The French government said it will fight back if Washington introduces "highly disproportionate" tariffs in response to its tax, which demands more money from US online giants, including Google, Facebook and Amazon.

Last year, France proposed a 3 percent levy on revenue from digital services earned in France by firms with revenues of more than 25 million euros ($28 million) in France and 750 million euros worldwide.

On Friday, Le Maire wrote to US Trade Representative Robert Lighthizer: "If the US were to decide to impose trade sanctions against the EU over the French Digital Services Tax, it would deeply and durably affect the transatlantic relationship at a time when we need to stand united."

The US has threatened to impose tariffs of up to 100 percent on French imports, such as wine, cheese, handbags and cookware, claiming that the digital tax unfairly discriminates against US firms.

Chris Rowley, a professor at Kellogg College, University of Oxford & Cass Business School, City, University of London, said the dispute should be considered in the context of the US having run a trade deficit with France of more than $19 billion last year.

"It is always good to start from first principles, particularly in light of the post-Brexit trade negotiations-let us not forget that this is not about 'free trade' as tariffs are about protectionism, with the French and EU large players in this," Rowley said.

"Likewise, it is about 'transfer pricing', which global companies have always engaged in to reduce or maximize their tax exposure in certain regimes."

2-week target

France and the US have given themselves two weeks to try to resolve the row over the French digital tax, Le Maire said on Tuesday, emphasizing that Paris has the European Union's backing on the issue.

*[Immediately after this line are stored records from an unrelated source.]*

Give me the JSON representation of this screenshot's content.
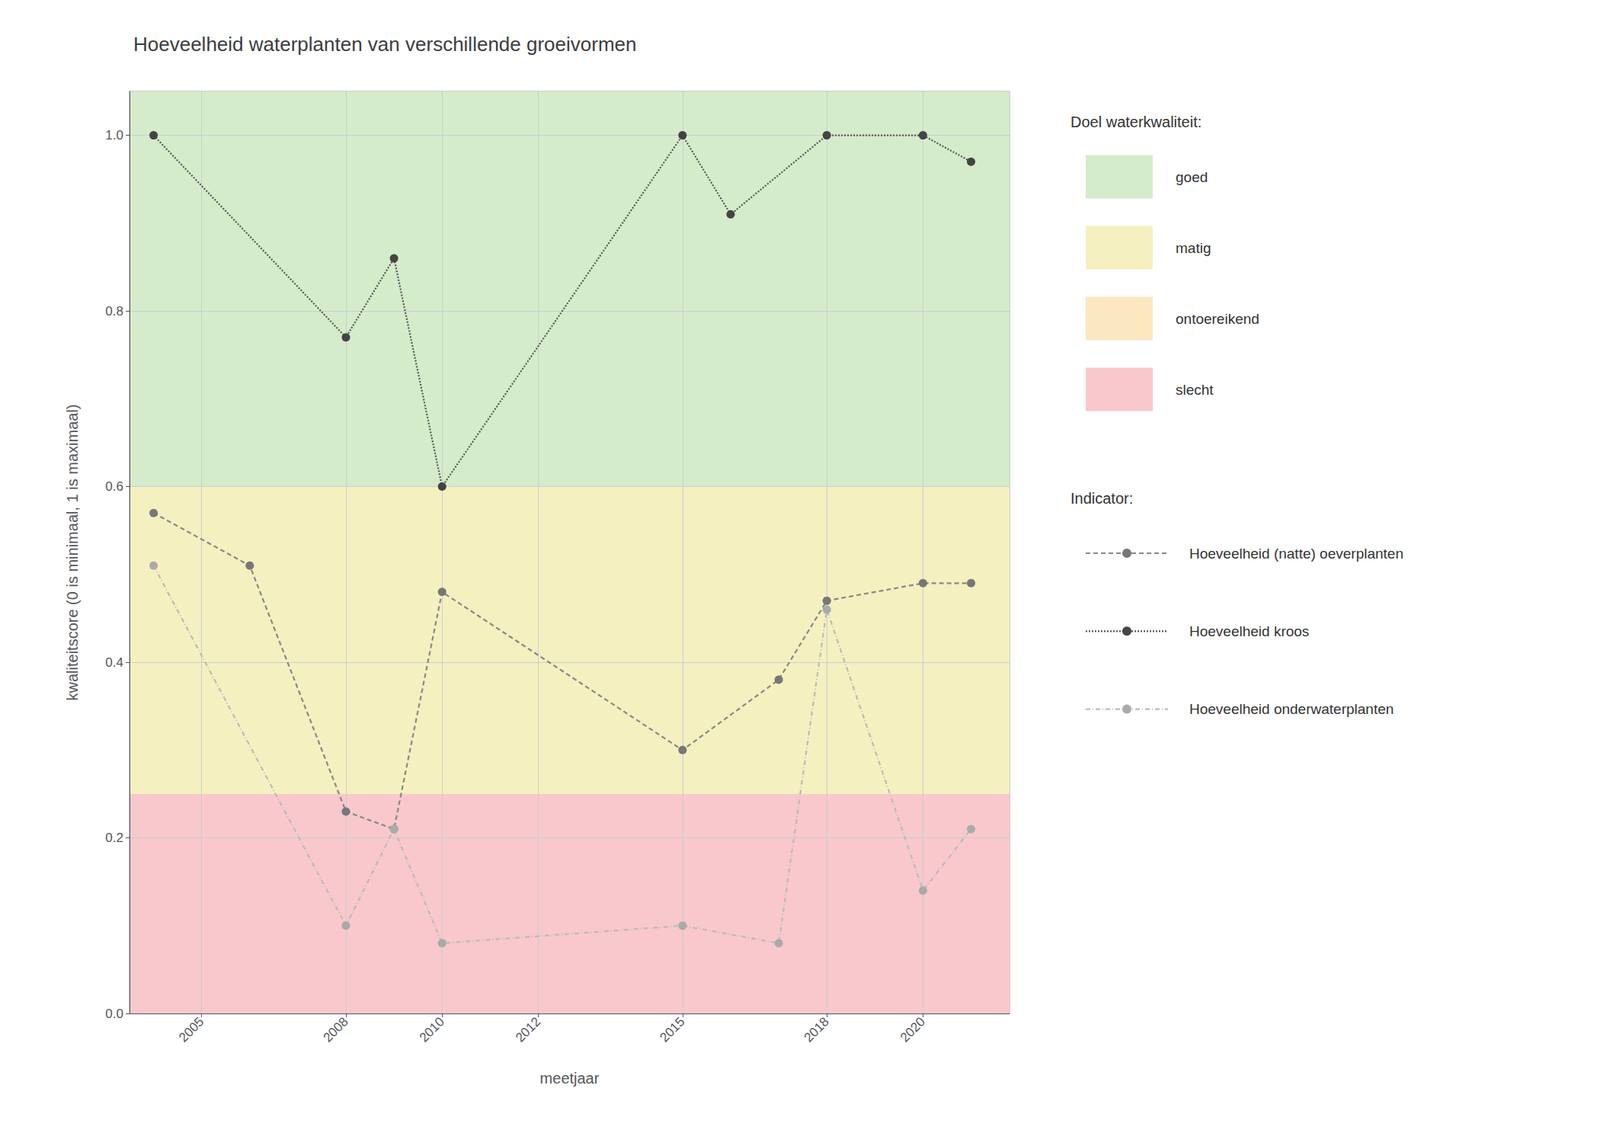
{
  "chart_data": {
    "type": "line",
    "title": "Hoeveelheid waterplanten van verschillende groeivormen",
    "x_label": "meetjaar",
    "y_label": "kwaliteitscore (0 is minimaal, 1 is maximaal)",
    "xlim": [
      2003.5,
      2021.8
    ],
    "ylim": [
      0.0,
      1.05
    ],
    "xticks": [
      2005,
      2008,
      2010,
      2012,
      2015,
      2018,
      2020
    ],
    "yticks": [
      {
        "value": 0,
        "label": "0.0"
      },
      0.2,
      0.4,
      0.6,
      0.8,
      {
        "value": 1,
        "label": "1.0"
      }
    ],
    "grid": true,
    "legend": "right",
    "zones_title": "Doel waterkwaliteit:",
    "zones": [
      {
        "name": "goed",
        "ymin": 0.6,
        "ymax": 1.05,
        "color": "#d5eccb"
      },
      {
        "name": "matig",
        "ymin": 0.25,
        "ymax": 0.6,
        "color": "#f5f0c0"
      },
      {
        "name": "ontoereikend",
        "ymin": 0.25,
        "ymax": 0.25,
        "color": "#fce8c0"
      },
      {
        "name": "slecht",
        "ymin": 0.0,
        "ymax": 0.25,
        "color": "#f8c8cc"
      }
    ],
    "series_title": "Indicator:",
    "series": [
      {
        "name": "Hoeveelheid (natte) oeverplanten",
        "color": "#888888",
        "marker_color": "#777777",
        "line_style": "dashed",
        "marker": "circle",
        "x": [
          2004,
          2006,
          2008,
          2009,
          2010,
          2015,
          2017,
          2018,
          2020,
          2021
        ],
        "values": [
          0.57,
          0.51,
          0.23,
          0.21,
          0.48,
          0.3,
          0.38,
          0.47,
          0.49,
          0.49
        ]
      },
      {
        "name": "Hoeveelheid kroos",
        "color": "#555555",
        "marker_color": "#444444",
        "line_style": "dotted",
        "marker": "circle",
        "x": [
          2004,
          2008,
          2009,
          2010,
          2015,
          2016,
          2018,
          2020,
          2021
        ],
        "values": [
          1.0,
          0.77,
          0.86,
          0.6,
          1.0,
          0.91,
          1.0,
          1.0,
          0.97
        ]
      },
      {
        "name": "Hoeveelheid onderwaterplanten",
        "color": "#bbbbbb",
        "marker_color": "#aaaaaa",
        "line_style": "dashdot",
        "marker": "circle",
        "x": [
          2004,
          2008,
          2009,
          2010,
          2015,
          2017,
          2018,
          2020,
          2021
        ],
        "values": [
          0.51,
          0.1,
          0.21,
          0.08,
          0.1,
          0.08,
          0.46,
          0.14,
          0.21
        ]
      }
    ]
  }
}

Nigel Driffield, professor of international business at Warwick Business School, said:"In general, many EU governments are fed up of companies like Google making huge profits in their country but paying no tax."

After a meeting in Paris with Phil Hogan, the EU's trade commissioner, Le Maire said efforts have been stepped up to "try and find a compromise, within the OECD, on digital tax".

Hogan said the European Commission "will stand together with France" in its digital dispute with Washington.

The Organization for Economic Cooperation and Development has been working toward an international framework to tax digital companies and Paris argued that once there is an international agreement on digital taxation it would immediately supersede the French tax.

Other EU nations are reported to be establishing their own national digital taxes, with Italy quite advanced with its legislation and Austria and the United Kingdom looking at applying similar duties. Reports say the conflict between Washington and Paris could become a wider EU battle.

"In terms of some form of EU response, that will be very difficult as it implies the EU itself actually being united, which it is not," Rowley said. "It comprises 28-soon to be 27-very disparate countries and economies with varied exposure to trade and the US. Any agreement would also be in the context of the internal hot debates.

"These are not only about the EU's future direction, possibly under a centralizing, 'dirigisme' Macronian mantle, but also practically concerning its budget composed of net contributors and receivers."

During a US Trade Representative hearing in Washington on Tuesday, representatives from industries including wine retailers, cookware manufacturers and handbag importers warned that businesses and consumers would bear the brunt of the proposed tariffs.

Faye Gooding from Le Creuset, the cast-iron cookware company, said: "The tariff proposed would truly make this company not sustainable in the United States."

Ben Aneff, managing partner at Tribeca Wine Merchants in New York, said the proposed tariffs would be "the greatest threat to the wine industry since Prohibition" and "be catastrophic for tens of thousands of American businesses".